When the cello was first taken on Thursday, Gaillard immediately called the police and then took to Facebook, writing: "Help! My cello was stolen this evening in a red dark [sic] flightcase."  The post, which was accompanied by photos, was shared over 10,000 times and also spread to other social media platforms.

The knife-wielding thief had first snatched Gaillard's phone and then taken the cello worth nearly €1.3 million and on loan to her from CIC bank as well.

The exceptional instrument was made in Udine, Italy in 1737 by luthier Francesco Goffriller, son of Venetian master cello-maker Matteo Goffriller. Gaillard also said that her bow was at least 200 years old.

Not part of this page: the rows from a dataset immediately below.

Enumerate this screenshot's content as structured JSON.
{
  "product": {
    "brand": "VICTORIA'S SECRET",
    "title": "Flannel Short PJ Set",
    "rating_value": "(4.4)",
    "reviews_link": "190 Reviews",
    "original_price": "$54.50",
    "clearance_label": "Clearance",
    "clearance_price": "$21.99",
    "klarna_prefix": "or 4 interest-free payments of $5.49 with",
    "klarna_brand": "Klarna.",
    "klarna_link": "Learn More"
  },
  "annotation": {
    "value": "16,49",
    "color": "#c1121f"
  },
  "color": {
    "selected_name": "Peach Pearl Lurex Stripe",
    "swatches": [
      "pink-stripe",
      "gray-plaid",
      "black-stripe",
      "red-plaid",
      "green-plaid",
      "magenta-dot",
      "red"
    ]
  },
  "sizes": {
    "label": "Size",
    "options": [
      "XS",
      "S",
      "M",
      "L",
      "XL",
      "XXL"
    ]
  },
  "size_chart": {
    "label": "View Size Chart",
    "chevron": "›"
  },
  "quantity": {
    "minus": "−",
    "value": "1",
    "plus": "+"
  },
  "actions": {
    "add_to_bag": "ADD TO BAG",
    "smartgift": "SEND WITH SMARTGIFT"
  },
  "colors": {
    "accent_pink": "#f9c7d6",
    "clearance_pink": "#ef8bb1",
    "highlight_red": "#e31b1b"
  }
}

Instrument not easy to 'fence'

The police unit in charge of armed robberies confirmed the cello’s return, stating: "It's not an instrument that can be sold to a fence on the corner".

Of the traumatising experience, Gaillard said, "The theft was very violent; I have not been able to sleep for two days. I am so relieved to have found it. I'm coming out of a two-day nightmare it's a miracle."

In 2003, Gaillard was named the best new instrumental soloist at the Victoires de la Musique Classique, an annual French classical music award event.